Fin da subito non ho avuto paura di ammalarmi. Lo so che essere sana e fisicamente attiva non è una garanzia e che potrebbe capitare comunque, ma non mi spaventa - e non mi spaventa l'idea di morire. Non ho avuto nemmeno particolare timore per i miei familiari, che non vedo da un mese circa e che mi mancano come è normale che sia. Non ho affrontato le restrizioni pensando alla mia libertà minata da un decreto - liberi non siamo comunque, in questa società che ci vuole prima di tutto consumatori.
Non mi sono lasciata sopraffare dallo sconforto per il lavoro che non so se e come riprenderà. Sarà che in vita mia ho già perso quasi tutto più volte e sono ancora qui a raccontarla. Non mi sono lasciata andare alla tristezza perché, diciamocelo, al di là di sporadici incontri sotto casa mentre portavo il cane e qualche video chiamata da Skype io sono chiusa qui da più o meno tre settimane sola col mio cane e il gatto.

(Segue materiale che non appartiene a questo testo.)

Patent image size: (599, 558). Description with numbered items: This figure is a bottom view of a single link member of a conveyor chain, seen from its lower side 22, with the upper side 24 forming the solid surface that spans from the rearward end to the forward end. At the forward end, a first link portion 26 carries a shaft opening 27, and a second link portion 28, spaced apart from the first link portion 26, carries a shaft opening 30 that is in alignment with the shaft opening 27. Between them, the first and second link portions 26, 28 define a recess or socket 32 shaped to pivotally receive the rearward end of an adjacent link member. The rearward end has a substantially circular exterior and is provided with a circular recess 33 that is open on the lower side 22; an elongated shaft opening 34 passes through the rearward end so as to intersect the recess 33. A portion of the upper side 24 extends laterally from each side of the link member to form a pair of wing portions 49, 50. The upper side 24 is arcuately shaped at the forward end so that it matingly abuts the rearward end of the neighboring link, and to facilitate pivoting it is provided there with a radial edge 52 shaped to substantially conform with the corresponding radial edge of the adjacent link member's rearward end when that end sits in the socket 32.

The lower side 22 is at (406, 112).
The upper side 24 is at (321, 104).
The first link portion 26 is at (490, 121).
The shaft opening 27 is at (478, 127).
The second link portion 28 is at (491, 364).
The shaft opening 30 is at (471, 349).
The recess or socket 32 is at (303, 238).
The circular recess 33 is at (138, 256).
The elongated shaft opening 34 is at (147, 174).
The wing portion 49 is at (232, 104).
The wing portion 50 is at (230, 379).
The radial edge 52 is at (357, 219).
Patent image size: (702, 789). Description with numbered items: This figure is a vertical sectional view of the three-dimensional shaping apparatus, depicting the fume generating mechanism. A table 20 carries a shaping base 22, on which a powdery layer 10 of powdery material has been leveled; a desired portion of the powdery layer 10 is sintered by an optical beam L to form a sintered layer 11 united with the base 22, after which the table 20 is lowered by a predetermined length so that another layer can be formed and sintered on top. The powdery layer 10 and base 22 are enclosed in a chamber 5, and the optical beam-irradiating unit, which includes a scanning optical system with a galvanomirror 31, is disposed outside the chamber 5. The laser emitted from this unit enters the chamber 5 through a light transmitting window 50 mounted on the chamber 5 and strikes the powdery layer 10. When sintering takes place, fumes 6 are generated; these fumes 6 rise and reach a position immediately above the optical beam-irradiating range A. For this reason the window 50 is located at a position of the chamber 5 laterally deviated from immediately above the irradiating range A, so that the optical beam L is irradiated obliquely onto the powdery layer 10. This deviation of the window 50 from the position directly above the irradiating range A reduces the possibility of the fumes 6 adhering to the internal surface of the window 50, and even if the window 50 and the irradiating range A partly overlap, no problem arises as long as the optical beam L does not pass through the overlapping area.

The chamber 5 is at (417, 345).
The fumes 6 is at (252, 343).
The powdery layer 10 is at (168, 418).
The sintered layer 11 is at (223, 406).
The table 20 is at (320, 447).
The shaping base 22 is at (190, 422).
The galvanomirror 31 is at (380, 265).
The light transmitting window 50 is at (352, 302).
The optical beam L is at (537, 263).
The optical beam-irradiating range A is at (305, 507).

Ho iniziato spegnendo quasi tutto. Radio, tv e social in parte. Ho ascoltato il silenzio e le sirene intorno. Ho pensato alle persone che conosco che lavorano in ospedale e nei supermercati e ho provato gratitudine e "compassione" per chi questo momento lo sta vivendo peggio di me. So che stanno facendo quello che devono fare pur avendo paura ed essendo stanchi.
Ho cercato di non fare acquisti on line se non strettamente necessari, perché d'accordo che in questo momento i negozi sono chiusi per la maggior parte, ma pure i corrieri rischiano di brutto e non mi piace l'idea di farli rischiare perché io, a casa, ho voglia di un cuscino da arredamento. Quando sarà tutto più facile per tutti, sarà il momento di pensare ad abbellire la casa, che nel frattempo ho approfittato per sistemare meglio - cosa che rimandavo da tempo. Di tutte le notizie che mi sono arrivate, ho controllato se fossero attendibili e, nel dubbio che non lo fossero non le ho condivise. Già ci vogliono spaventati e disposti a fare qualsiasi cosa pur di salvarci, se devo proprio condividere qualcosa, che almeno sia utile a migliorare.

Ho ascoltato tutte le voci. Non credo assolutamente nel complotto, credo che in parte stiano scaricando a noi il barile delle responsabilità di un'economia volta solo ai guadagni di alcuni e credo anche che non impareremo a essere responsabili nonostante tutto il disastro che saremo chiamati ad affrontare. Però credo che lasciarsi sopraffare dalle emozioni sia la cosa peggiore da fare. Non mi interessa che il numero dei morti sia più alto o più basso di una normale influenza, non è mai stato questo il punto, soprattutto vista la condizione in cui lavorano medici e infermieri (il cui contratto nazionale è fermo da chissà quanti anni eppure sono lì, per noi). Il punto è che a forza di cercare qualcuno - "altro", "forte", "deciso" o "di successo" che fosse - che gestisse per noi le cose in modo da toglierci oneri e doveri, abbiamo lasciato il nostro mondo in mano a chi ci ha mangiati vivi per anni. Il punto è che stiamo pagando ora la scelta di adeguarci al meno peggio, il punto è che abbiamo smesso di imparare e ci siamo abituati a leggere i titoli e non gli articoli, che abbiamo smesso di scegliere. Ed è questa la cosa peggiore.

Io so che non è facile e che non sarà facile affatto, ma ho scelto di non avere paura o, almeno, di non lasciarle tanto spazio nella mia vita. So che ci saranno cose cui dovrò rinunciare. So che voglio vivere questo cambiamento in modo che mi faccia crescere.